Стал поглядывать на солнце, покуривая, и – ждать.
И вот – что-то произошло. Но что именно, что конкретно – понять было трудно. Словно сдвинулось что-то в природе. Я совершенно отчетливо почувствовал этот, может быть, совсем небольшой, может и крохотный, но уж точно – сдвиг. Некое – нарушение? Но чего же? Я не знал. Трудно было так вот, сразу, сообразить, и уж тем более – сформулировать. Нарушение – гармонии? Равновесия? Какого-то крайне важного для мира – единства? Что-нибудь убыло? Исчезло вдруг? И если это утрата, какова же она, каковы ее последствия? Что это за странная убыль? Что это за острая, острейшая нехватка чего-то существенного в мире, и природе? И даже такая важная, важнейшая, без которой – ну никак нельзя? Я ощущал все это не умом. Ощущал – хребтом. Всей кожей. По которой, кстати, прошел вдруг легкий холодок. Ощущал – чем-то изнутри, оттуда, где такое – уже было, оттуда, из той глубины, о чем эта глубина уже давно знала – и хорошо знала.

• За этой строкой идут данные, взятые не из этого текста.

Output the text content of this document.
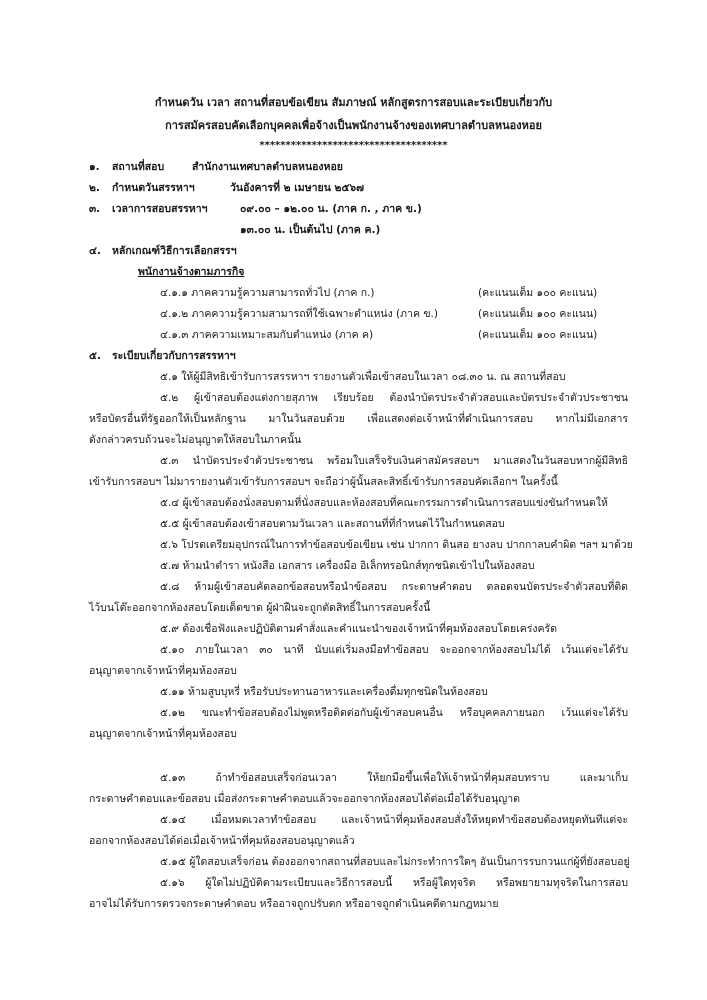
กำหนดวัน เวลา สถานที่สอบข้อเขียน สัมภาษณ์ หลักสูตรการสอบและระเบียบเกี่ยวกับ
การสมัครสอบคัดเลือกบุคคลเพื่อจ้างเป็นพนักงานจ้างของเทศบาลตำบลหนองหอย
************************************
๑. สถานที่สอบ	สำนักงานเทศบาลตำบลหนองหอย
๒. กำหนดวันสรรหาฯ	วันอังคารที่ ๒ เมษายน ๒๕๖๗
๓. เวลาการสอบสรรหาฯ	๐๙.๐๐ – ๑๒.๐๐ น. (ภาค ก. , ภาค ข.)
๑๓.๐๐ น. เป็นต้นไป (ภาค ค.)
๔. หลักเกณฑ์วิธีการเลือกสรรฯ
พนักงานจ้างตามภารกิจ
๔.๑.๑ ภาคความรู้ความสามารถทั่วไป (ภาค ก.)	(คะแนนเต็ม ๑๐๐ คะแนน)
๔.๑.๒ ภาคความรู้ความสามารถที่ใช้เฉพาะตำแหน่ง (ภาค ข.)	(คะแนนเต็ม ๑๐๐ คะแนน)
๔.๑.๓ ภาคความเหมาะสมกับตำแหน่ง (ภาค ค)	(คะแนนเต็ม ๑๐๐ คะแนน)
๕. ระเบียบเกี่ยวกับการสรรหาฯ
๕.๑ ให้ผู้มีสิทธิเข้ารับการสรรหาฯ รายงานตัวเพื่อเข้าสอบในเวลา ๐๘.๓๐ น. ณ สถานที่สอบ
๕.๒ ผู้เข้าสอบต้องแต่งกายสุภาพ เรียบร้อย ต้องนำบัตรประจำตัวสอบและบัตรประจำตัวประชาชน
หรือบัตรอื่นที่รัฐออกให้เป็นหลักฐาน มาในวันสอบด้วย เพื่อแสดงต่อเจ้าหน้าที่ดำเนินการสอบ หากไม่มีเอกสาร
ดังกล่าวครบถ้วนจะไม่อนุญาตให้สอบในภาคนั้น
๕.๓ นำบัตรประจำตัวประชาชน พร้อมใบเสร็จรับเงินค่าสมัครสอบฯ มาแสดงในวันสอบหากผู้มีสิทธิ
เข้ารับการสอบฯ ไม่มารายงานตัวเข้ารับการสอบฯ จะถือว่าผู้นั้นสละสิทธิ์เข้ารับการสอบคัดเลือกฯ ในครั้งนี้
๕.๔ ผู้เข้าสอบต้องนั่งสอบตามที่นั่งสอบและห้องสอบที่คณะกรรมการดำเนินการสอบแข่งขันกำหนดให้
๕.๕ ผู้เข้าสอบต้องเข้าสอบตามวันเวลา และสถานที่ที่กำหนดไว้ในกำหนดสอบ
๕.๖ โปรดเตรียมอุปกรณ์ในการทำข้อสอบข้อเขียน เช่น ปากกา ดินสอ ยางลบ ปากกาลบคำผิด ฯลฯ มาด้วย
๕.๗ ห้ามนำตำรา หนังสือ เอกสาร เครื่องมือ อิเล็กทรอนิกส์ทุกชนิดเข้าไปในห้องสอบ
๕.๘ ห้ามผู้เข้าสอบคัดลอกข้อสอบหรือนำข้อสอบ กระดาษคำตอบ ตลอดจนบัตรประจำตัวสอบที่ติด
ไว้บนโต๊ะออกจากห้องสอบโดยเด็ดขาด ผู้ฝ่าฝืนจะถูกตัดสิทธิ์ในการสอบครั้งนี้
๕.๙ ต้องเชื่อฟังและปฏิบัติตามคำสั่งและคำแนะนำของเจ้าหน้าที่คุมห้องสอบโดยเคร่งครัด
๕.๑๐ ภายในเวลา ๓๐ นาที นับแต่เริ่มลงมือทำข้อสอบ จะออกจากห้องสอบไม่ได้ เว้นแต่จะได้รับ
อนุญาตจากเจ้าหน้าที่คุมห้องสอบ
๕.๑๑ ห้ามสูบบุหรี่ หรือรับประทานอาหารและเครื่องดื่มทุกชนิดในห้องสอบ
๕.๑๒ ขณะทำข้อสอบต้องไม่พูดหรือติดต่อกับผู้เข้าสอบคนอื่น หรือบุคคลภายนอก เว้นแต่จะได้รับ
อนุญาตจากเจ้าหน้าที่คุมห้องสอบ
๕.๑๓ ถ้าทำข้อสอบเสร็จก่อนเวลา ให้ยกมือขึ้นเพื่อให้เจ้าหน้าที่คุมสอบทราบ และมาเก็บ
กระดาษคำตอบและข้อสอบ เมื่อส่งกระดาษคำตอบแล้วจะออกจากห้องสอบได้ต่อเมื่อได้รับอนุญาต
๕.๑๔ เมื่อหมดเวลาทำข้อสอบ และเจ้าหน้าที่คุมห้องสอบสั่งให้หยุดทำข้อสอบต้องหยุดทันทีแต่จะ
ออกจากห้องสอบได้ต่อเมื่อเจ้าหน้าที่คุมห้องสอบอนุญาตแล้ว
๕.๑๕ ผู้ใดสอบเสร็จก่อน ต้องออกจากสถานที่สอบและไม่กระทำการใดๆ อันเป็นการรบกวนแก่ผู้ที่ยังสอบอยู่
๕.๑๖ ผู้ใดไม่ปฏิบัติตามระเบียบและวิธีการสอบนี้ หรือผู้ใดทุจริต หรือพยายามทุจริตในการสอบ
อาจไม่ได้รับการตรวจกระดาษคำตอบ หรืออาจถูกปรับตก หรืออาจถูกดำเนินคดีตามกฎหมาย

Ощущал – как веяние прохлады из глубокого колодца. Словно взгляд темноты – из пещеры, из шахты. Словно дыхание опасности – из провалов где-нибудь в степи, из балок, из оврагов, из ям. То есть оттуда, где – бездна, где есть, где живет это понятие – бездна, что-то без дна, бездонное, то, что страшит нас всегда, то, куда свет – уходит, убывает, исчезает если и не просто надолго, что само по себе ужасно, а – навсегда, насовсем, навеки. Убыль. Утрата. Утягивание чего-то дорогого – в себя. Втягивание – в воронку, в коловорот, в черную дыру. Отрезание с маху, отрывание – с мясом, отнимание – без спросу. Изымание, неясно, для кого, в чью пользу, да и зачем, – того, без чего и жить-то нельзя, и дышать нельзя. Отсекание. Ну, пока еще не головы, но какого-то жизненно важного органа. Перерезание – кислородного шланга. Жил человечьих – вскрывание. Отбирают – и все тут. Хоть криком кричи. Утрата – неужели невосполнимая? Что за напасть?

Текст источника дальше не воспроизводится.